Aber ein Star in Hollywood zu sein – das fühlt sich doch gut an, oder?

Ja, für ein paar Wochen vielleicht. Aber Macht und Einfluss sind ja nicht von Dauer. Hatte ich einen Hit am Start, rollten sie mir in Hollywood überall den roten Teppich aus. War mein nächster Film ein Flop, haben mich dieselben Leute, die mich gerade noch hofierten, nicht einmal mehr gegrüßt. Ich habe mich bei den Powerplay-Karriere-Spielchen jedenfalls nie wohl gefühlt. Als Schauspieler muss man sich mit der Zeit eine dicke Haut zulegen. Denn es gibt immer Leute, die wollen dich herunterziehen oder sogar fertigmachen, ganz egal, was du machst. „Du bist schlecht. Du kannst das nicht.“ Ich habe ihnen allerdings nie so viel Macht über mich gegeben, dass ich durch ihre Urteile aus der Bahn geworfen worden wäre.

Ray Kroc hört immer und immer wieder die Platte eines Motivations-Gurus. Mit dem Mantra: „Durchhaltevermögen ist wichtiger als Talent.“ Stimmen Sie dem zu?

Es ist schwierig, darauf ehrlich zu antworten. Meist geht es Hand in Hand. Wenn man kein Talent hat, dann nützt einem auch kein Durchhaltevermögen. Allerdings habe ich Leute mit großem Talent daran scheitern sehen, dass sie bei Rückschlägen zu früh aufgeben und nicht den Willen hatten, sich durchzubeißen. Man muss einfach dabei bleiben – trotz allem. Das weiß ich aus eigener Erfahrung.

Sie hatten Anfang des neuen Millenniums eine ziemlich lange Durststrecke zu überstehen. Jetzt haben Sie den vielleicht besten Lauf seit Jahrzehnten. Was haben Sie anders gemacht?

Wenn ich das wüsste. Ich habe keine Ahnung. Ich habe immer mein Bestes gegeben – auch bei den lausigen Filmen. Das bin ich meinem Arbeitsethos schuldig. Dann kam „Birdman“. Und jetzt bin ich gefragter denn je.

In „Birdman“ spielen Sie einen ehemaligen Superhelden-Darsteller, der nach Karriere-Absturz ein Comeback versucht. Klingt fast so, als wäre Ihr Leben verfilmt worden.

Na ja, ganz so schlimm war es bei mir nun doch nicht. Aber es stimmt schon, dass ich erst seit einiger Zeit wieder auf einer guten Welle ganz nach oben surfe. Demnächst werde ich sogar wieder in einer Comic-Verfilmung zu sehen sein: In „Spider-Man: Homecoming“ als Vulture, Spider-Mans Nemesis. So tauche ich nach fast 30 Jahren zum ersten Mal wieder ins Comic-Universum ein. Und ich habe jede Minute genossen.

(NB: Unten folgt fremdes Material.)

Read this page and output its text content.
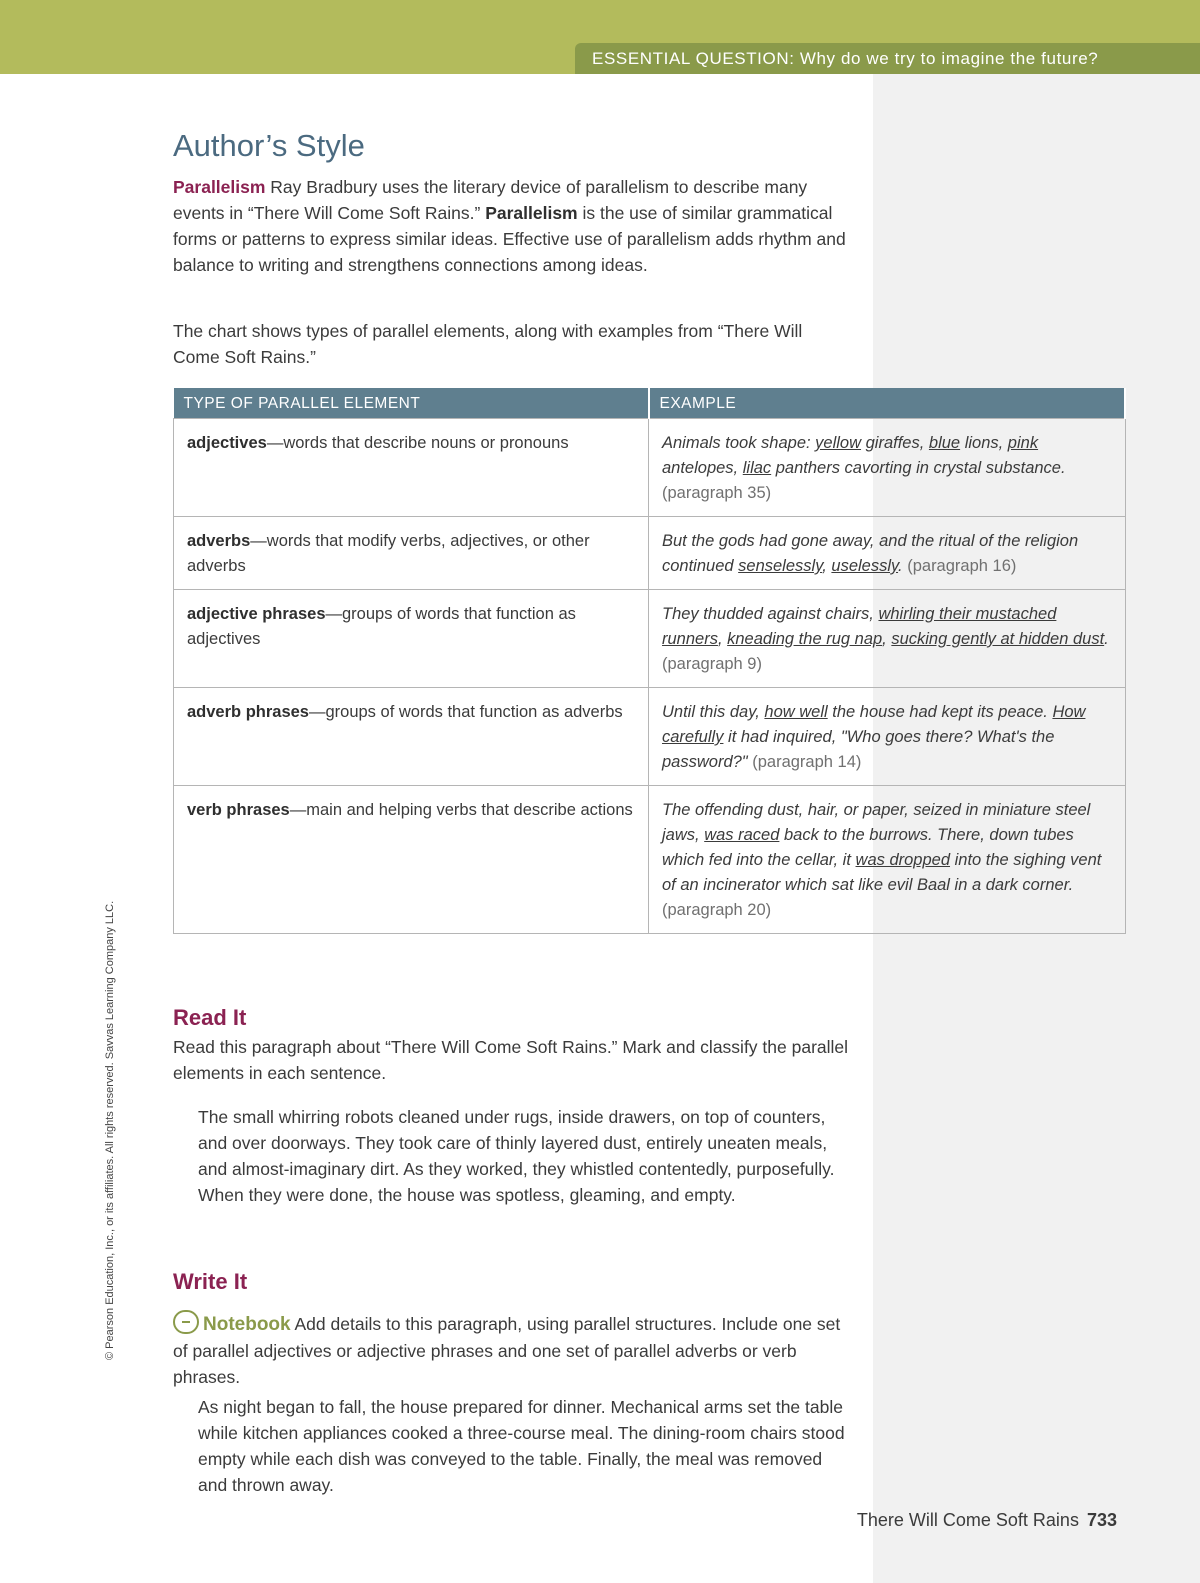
ESSENTIAL QUESTION: Why do we try to imagine the future?
Author’s Style

Parallelism Ray Bradbury uses the literary device of parallelism to describe many events in “There Will Come Soft Rains.” Parallelism is the use of similar grammatical forms or patterns to express similar ideas. Effective use of parallelism adds rhythm and balance to writing and strengthens connections among ideas.

The chart shows types of parallel elements, along with examples from “There Will Come Soft Rains.”

TYPE OF PARALLEL ELEMENT	EXAMPLE
adjectives—words that describe nouns or pronouns	Animals took shape: yellow giraffes, blue lions, pink antelopes, lilac panthers cavorting in crystal substance. (paragraph 35)
adverbs—words that modify verbs, adjectives, or other adverbs	But the gods had gone away, and the ritual of the religion continued senselessly, uselessly. (paragraph 16)
adjective phrases—groups of words that function as adjectives	They thudded against chairs, whirling their mustached runners, kneading the rug nap, sucking gently at hidden dust. (paragraph 9)
adverb phrases—groups of words that function as adverbs	Until this day, how well the house had kept its peace. How carefully it had inquired, "Who goes there? What's the password?" (paragraph 14)
verb phrases—main and helping verbs that describe actions	The offending dust, hair, or paper, seized in miniature steel jaws, was raced back to the burrows. There, down tubes which fed into the cellar, it was dropped into the sighing vent of an incinerator which sat like evil Baal in a dark corner. (paragraph 20)
Read It

Read this paragraph about “There Will Come Soft Rains.” Mark and classify the parallel elements in each sentence.

The small whirring robots cleaned under rugs, inside drawers, on top of counters, and over doorways. They took care of thinly layered dust, entirely uneaten meals, and almost-imaginary dirt. As they worked, they whistled contentedly, purposefully. When they were done, the house was spotless, gleaming, and empty.

Write It

Notebook Add details to this paragraph, using parallel structures. Include one set of parallel adjectives or adjective phrases and one set of parallel adverbs or verb phrases.

As night began to fall, the house prepared for dinner. Mechanical arms set the table while kitchen appliances cooked a three-course meal. The dining-room chairs stood empty while each dish was conveyed to the table. Finally, the meal was removed and thrown away.

© Pearson Education, Inc., or its affiliates. All rights reserved. Savvas Learning Company LLC.
There Will Come Soft Rains 733
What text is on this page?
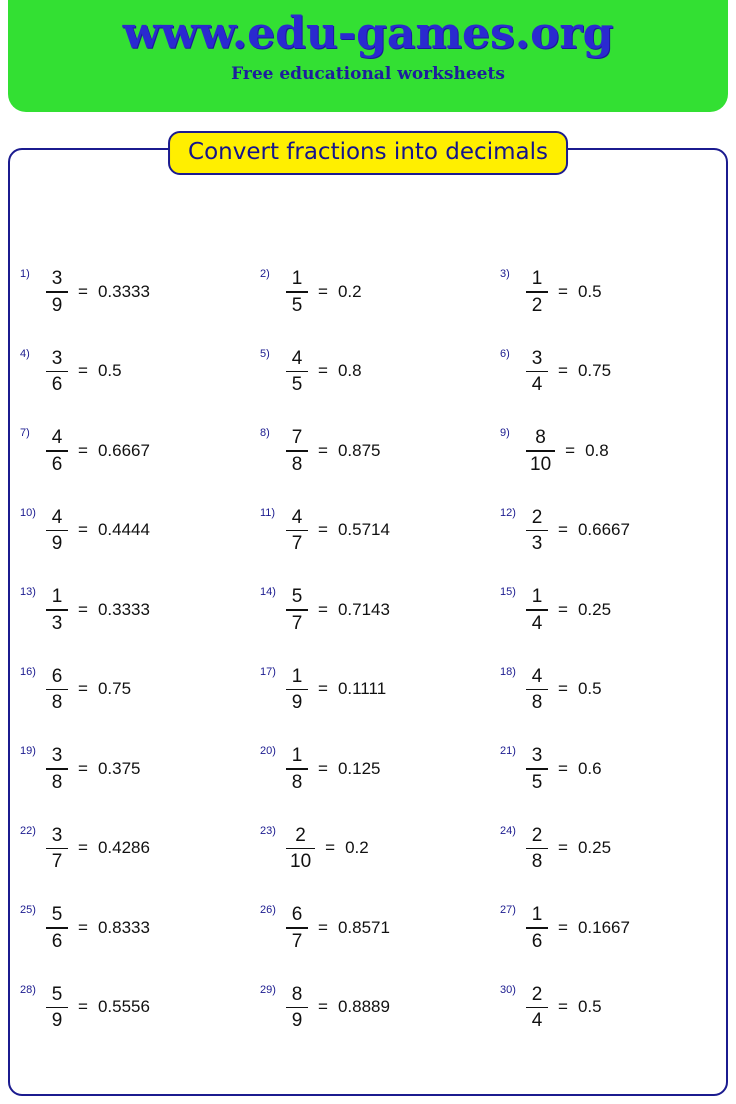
www.edu-games.org
Free educational worksheets
Convert fractions into decimals
$1) \frac{3}{9} = 0.3333$
$2) \frac{1}{5} = 0.2$
$3) \frac{1}{2} = 0.5$
$4) \frac{3}{6} = 0.5$
$5) \frac{4}{5} = 0.8$
$6) \frac{3}{4} = 0.75$
$7) \frac{4}{6} = 0.6667$
$8) \frac{7}{8} = 0.875$
$9) \frac{8}{10} = 0.8$
$10) \frac{4}{9} = 0.4444$
$11) \frac{4}{7} = 0.5714$
$12) \frac{2}{3} = 0.6667$
$13) \frac{1}{3} = 0.3333$
$14) \frac{5}{7} = 0.7143$
$15) \frac{1}{4} = 0.25$
$16) \frac{6}{8} = 0.75$
$17) \frac{1}{9} = 0.1111$
$18) \frac{4}{8} = 0.5$
$19) \frac{3}{8} = 0.375$
$20) \frac{1}{8} = 0.125$
$21) \frac{3}{5} = 0.6$
$22) \frac{3}{7} = 0.4286$
$23) \frac{2}{10} = 0.2$
$24) \frac{2}{8} = 0.25$
$25) \frac{5}{6} = 0.8333$
$26) \frac{6}{7} = 0.8571$
$27) \frac{1}{6} = 0.1667$
$28) \frac{5}{9} = 0.5556$
$29) \frac{8}{9} = 0.8889$
$30) \frac{2}{4} = 0.5$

Und wann kommt endlich „Beetlejuice 2“?

Da müssen Sie Tim Burton fragen. Aber wenn er mich ruft, bin ich da!

Zur Person

Michael Keaton, geboren 1951 in Coraopolis, Pennsylvania, wäre wohl längst kein Schauspieler mehr, wenn er nicht Tim Burton begegnet wäre. Nachdem der Regisseur 1988 bei „Beetlejuice“ Keatons komisches Talent erkannt hatte, wollte er ihn auch unbedingt – übrigens gegen heftigen Widerstand der Studiobosse – als Batman verpflichten. Mit dieser Rolle, die er 1989 und 1992 in zwei Filmen spielte, wurde Michael Keaton zum Weltstar.

In der Folge drehte er unter anderem mit Quentin Tarantino und Steven Soderbergh, ehe es Ende der 90er Jahre still um ihn wurde. 2014 feierte Keaton mit „Birdman“ ein glänzendes Comeback. 2015 folgte mit „Spotlight“ ein weiterer Oscar-prämierter Film (über die Investigativ-Journalisten des „Boston Globe“). In „The Founder“ spielt er nun Ray Kroc – den Mann, der den Schnellimbiss McDonald’s zum Weltkonzern machte. Der Film ist am Donnerstag in Deutschland angelaufen.